Introduire un amendement sur la réforme des retraites au PLFSS pourrait ainsi permettre à la majorité de se réserver ensuite la possibilité d’un autre recours au 49.3, plus tard dans la session parlementaire, pour un autre texte qu’elle ne parviendrait pas à faire passer. Dans le cas contraire, si un projet de loi est déposé et adopté via l’article 49.3, le gouvernement aurait « grillé son joker » et ne pourrait plus se servir de cet outil par la suite. « Est-ce qu’on va sacrifier le seul 49.3 de la session, au risque d’être bloqué jusqu’à la fin juin ? » s’interroge un sénateur.

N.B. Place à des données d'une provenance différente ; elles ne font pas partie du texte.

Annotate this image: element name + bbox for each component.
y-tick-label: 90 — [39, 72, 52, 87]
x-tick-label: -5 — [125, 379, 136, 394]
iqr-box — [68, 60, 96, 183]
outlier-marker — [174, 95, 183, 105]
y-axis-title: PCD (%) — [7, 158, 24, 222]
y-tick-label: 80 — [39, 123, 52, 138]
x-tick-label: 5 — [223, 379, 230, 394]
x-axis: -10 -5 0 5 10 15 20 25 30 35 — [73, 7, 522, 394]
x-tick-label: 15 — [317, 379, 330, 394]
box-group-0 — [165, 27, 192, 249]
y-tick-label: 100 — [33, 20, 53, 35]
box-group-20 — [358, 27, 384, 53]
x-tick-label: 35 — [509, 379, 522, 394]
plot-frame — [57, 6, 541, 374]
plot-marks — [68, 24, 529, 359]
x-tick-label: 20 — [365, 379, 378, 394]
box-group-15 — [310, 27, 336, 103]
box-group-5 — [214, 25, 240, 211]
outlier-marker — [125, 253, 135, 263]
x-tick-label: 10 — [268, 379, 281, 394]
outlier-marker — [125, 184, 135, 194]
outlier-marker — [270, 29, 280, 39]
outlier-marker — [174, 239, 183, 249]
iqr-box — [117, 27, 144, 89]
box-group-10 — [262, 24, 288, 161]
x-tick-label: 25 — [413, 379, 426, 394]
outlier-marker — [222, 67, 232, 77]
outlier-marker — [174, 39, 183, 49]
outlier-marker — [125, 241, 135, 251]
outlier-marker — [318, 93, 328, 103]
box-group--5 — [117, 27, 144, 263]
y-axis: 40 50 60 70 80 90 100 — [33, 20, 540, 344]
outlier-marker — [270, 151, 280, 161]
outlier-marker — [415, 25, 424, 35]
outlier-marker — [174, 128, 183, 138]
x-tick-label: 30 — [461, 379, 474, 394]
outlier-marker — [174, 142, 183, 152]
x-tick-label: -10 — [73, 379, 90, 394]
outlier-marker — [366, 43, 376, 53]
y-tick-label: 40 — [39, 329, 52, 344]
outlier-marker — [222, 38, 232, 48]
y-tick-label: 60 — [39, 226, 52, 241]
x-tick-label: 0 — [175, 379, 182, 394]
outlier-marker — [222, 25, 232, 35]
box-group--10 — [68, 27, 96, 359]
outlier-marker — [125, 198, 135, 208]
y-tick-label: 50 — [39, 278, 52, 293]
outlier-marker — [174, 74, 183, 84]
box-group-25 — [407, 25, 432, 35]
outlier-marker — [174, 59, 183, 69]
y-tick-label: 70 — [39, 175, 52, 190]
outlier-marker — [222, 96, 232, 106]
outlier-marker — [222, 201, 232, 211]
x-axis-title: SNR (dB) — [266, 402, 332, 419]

Samedi 17 septembre, François Bayrou, le président du MoDem et pilier de la majorité, s’est quant à lui opposé à « un passage en force » et à une adoption de la réforme sans concertation, qui serait « le contraire de l’esprit du CNR [Conseil national de la refondation]«  qu’il préside. Le gouvernement va donc devoir régler rapidement ces divisions au sein de la majorité s’il veut déposer un amendement au PLFSS, puisque le texte doit être présenté en Conseil des ministres le 26 septembre, et débattu à l’Assemblée nationale à partir du 20 octobre.